Figure: Scheduling waits for the real final marker and starts core-data-dependent prefetch earlier. generated by gpt-image-2.
Pattern 4: Correctness Guards Are Performance Work
One intermediate Workstream optimization changed visible details: avatar, pinned section, loading style, table border, and unpin button styling. The ledger marked it as a correctness guard, not a performance win.
That is the right call. A faster page with broken visible behavior is not an optimization.
The final version preserved the UI while keeping non-first-screen work out of the FMP path. This sounds obvious, but it is exactly the sort of tradeoff an agent needs written into the skill. Otherwise it will happily optimize the chart and damage the product.
Similar failed rounds became hard evidence in the ledger:
| Attempt | Why it looked right | What the harness found | Verdict |
|---|---|---|---|
| Start first-screen prefetch earlier | One local marker moved earlier | Comparable profiles showed duplicate requests and no stable P90 improvement | Reverted |
| Defer a heavy component | Initial JS cost dropped | First interaction paid the deferred cost and post-visible long tasks got worse | Reverted |
| Reuse warmed cache | The second page felt faster | Stale first-screen data appeared under a different filter state | Reverted |
| Batch render updates | Render count dropped | The target metric stayed inside measurement noise | Not a performance win |

Figure: Audit Workbench combined chunk, render, query, and notification improvements; the total delta is measured by strict profiles. generated by gpt-image-2.
The Ledger Is the Control Plane
The ledger is not a diary. It is the control plane for the loop.
Figure: ledger rows prevent fake progress from becoming accepted progress. generated by gpt-image-2.

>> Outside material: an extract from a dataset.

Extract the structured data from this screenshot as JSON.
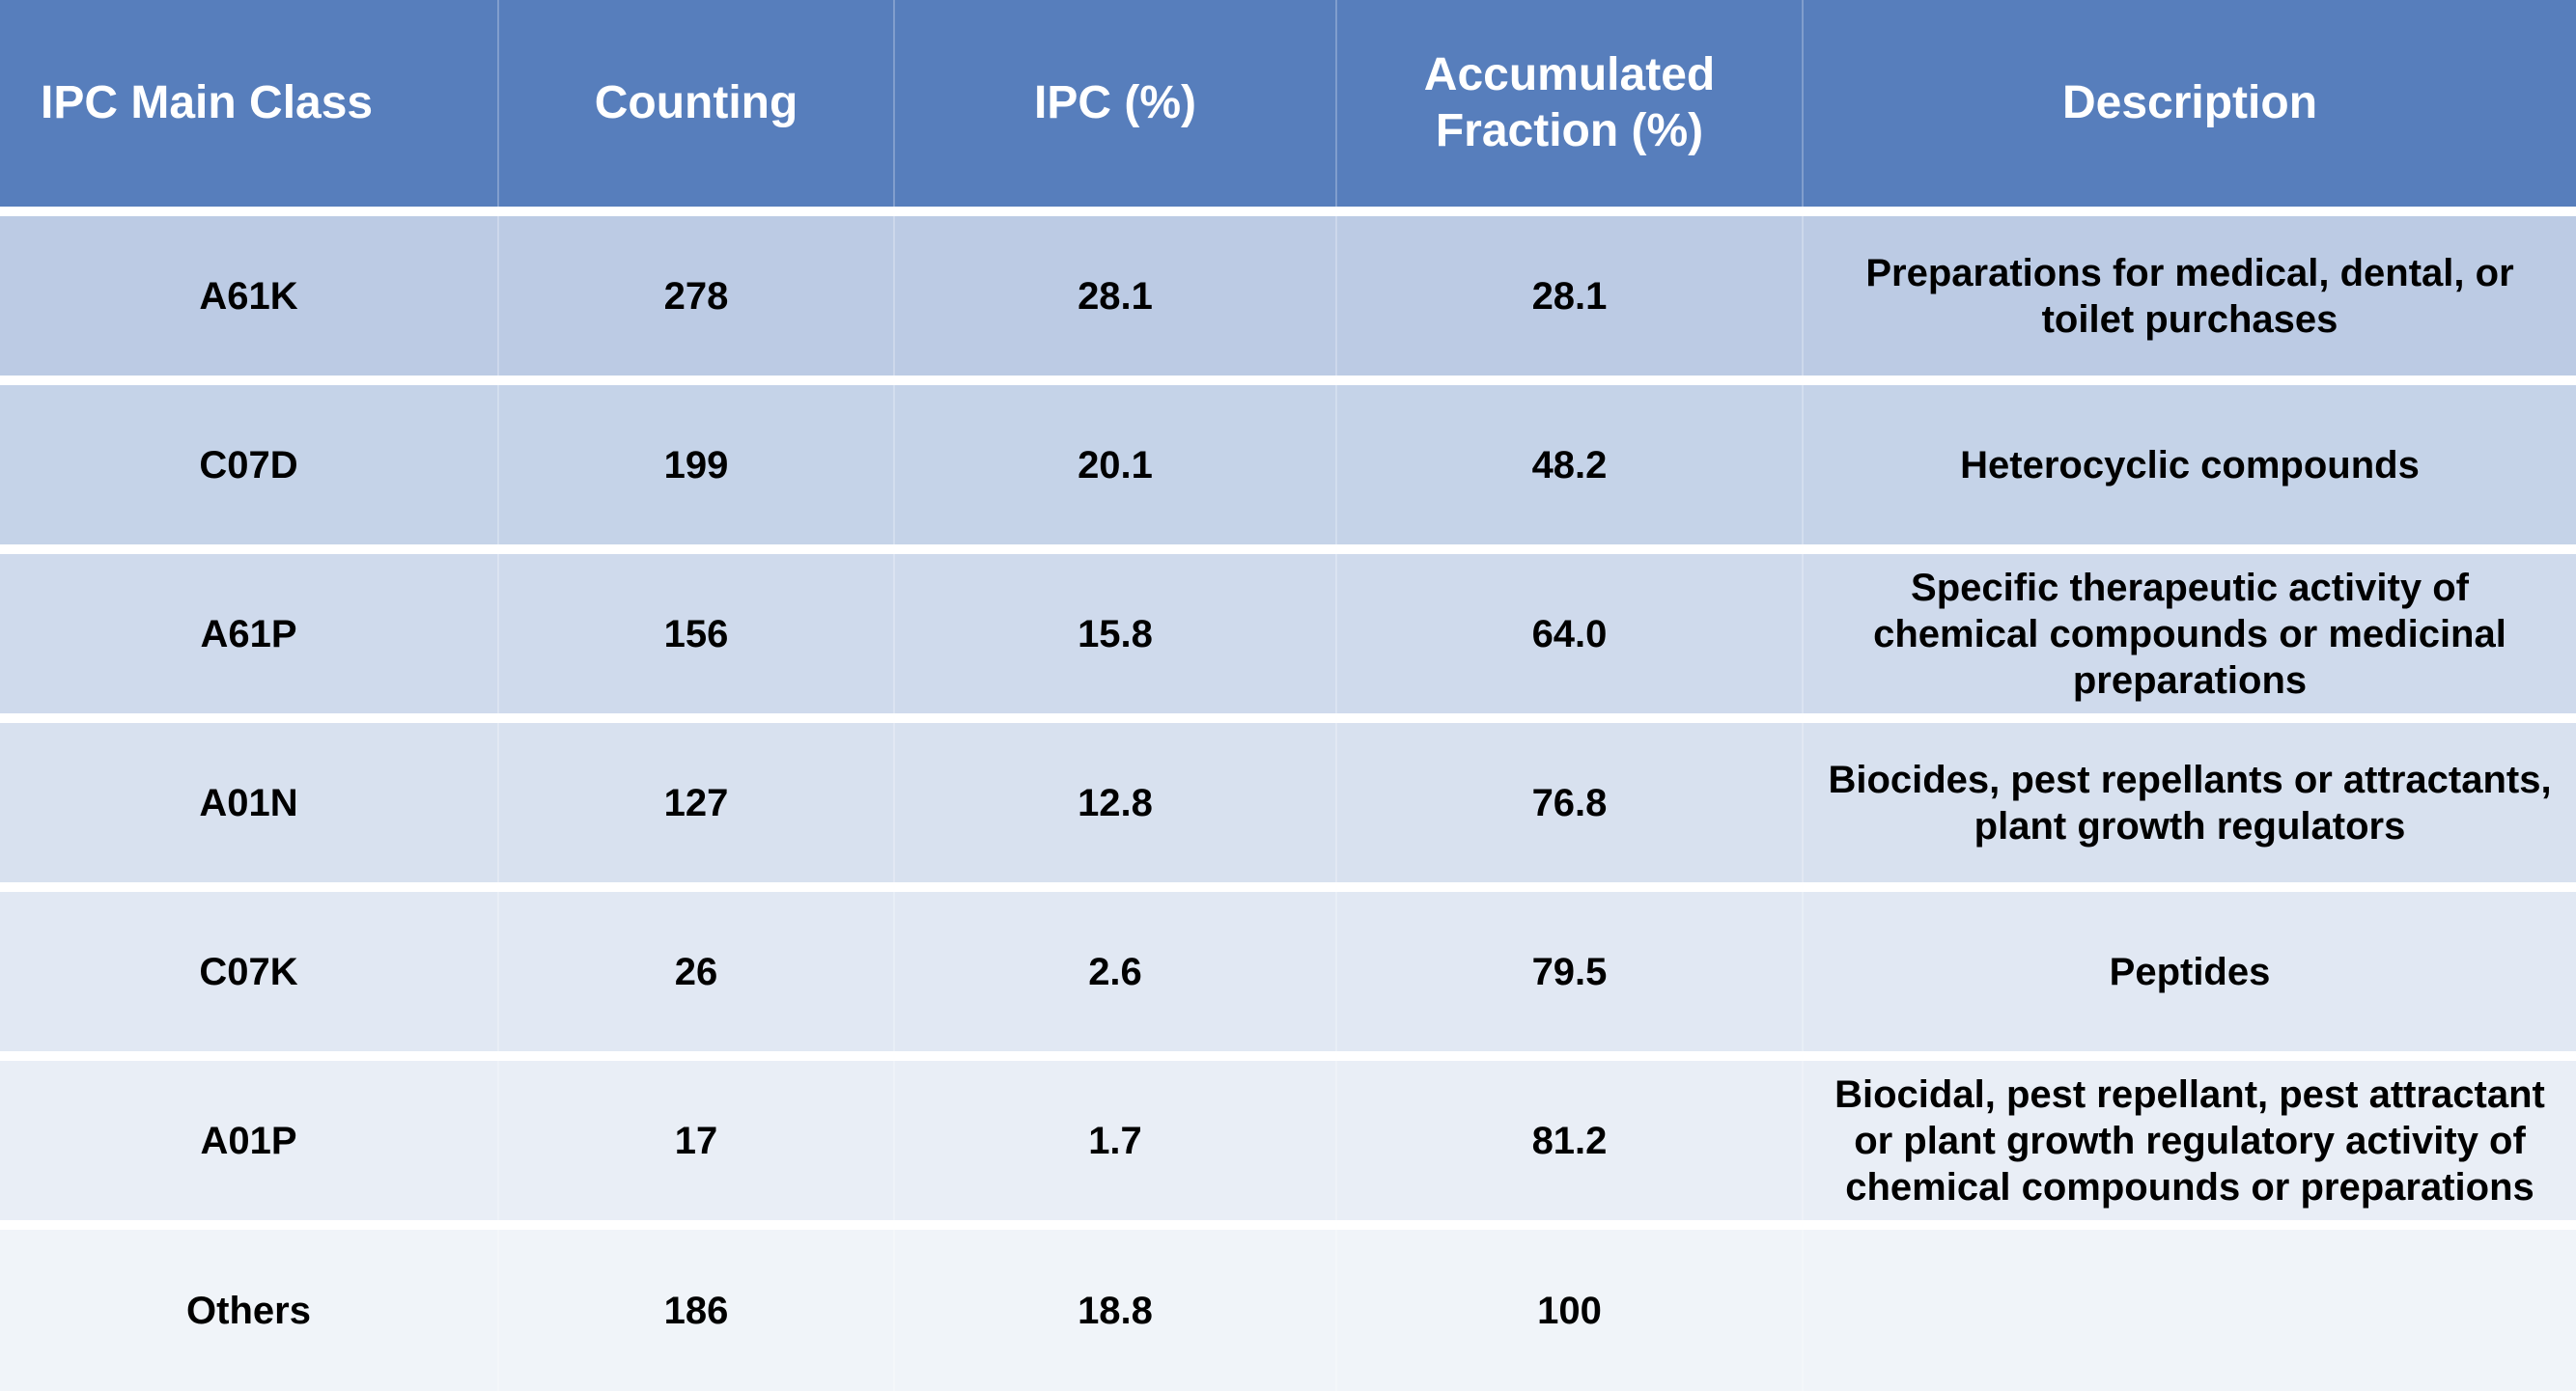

The best ledger rows were compact and harsh:
| Ledger rule | Why it matters |
|---|---|
| Previous valid strict profile becomes the next baseline | No convenient comparisons |
| Measurement repair is not a performance win | Correct numbers before clever patches |
| If current capture hits SSO, discard it | Login-page FMP is not app FMP |
If shell-visible improves but post-visible jank worsens, label not a win |
Do not move pain after visibility |
| One bottleneck, one patch, one comparison | Avoid stacked guesses |
This is why the system is goal-driven rather than prompt-driven. The goal picks the metric. The harness decides what evidence is valid. The ledger decides whether the round can be accepted.
What I Would Reuse Elsewhere
You do not need the same internal infrastructure to copy the design.
The reusable structure is:
- Pick one user-visible metric.
- Build a repeatable harness for it.
- Define strict comparison rules before changing code.
- Make the previous valid profile the next baseline.
- Let the agent attack exactly one bottleneck per round.
- Treat measurement repair, regressions, and correctness fixes as first-class outcomes.
- Keep a ledger that records evidence, not activity.
The technical details will change across products. The loop should not.
The real result was not that AI wrote a clever optimization once. The result was that AI could run a measurable engineering process: observe, choose, change, deploy, compare, record, and continue.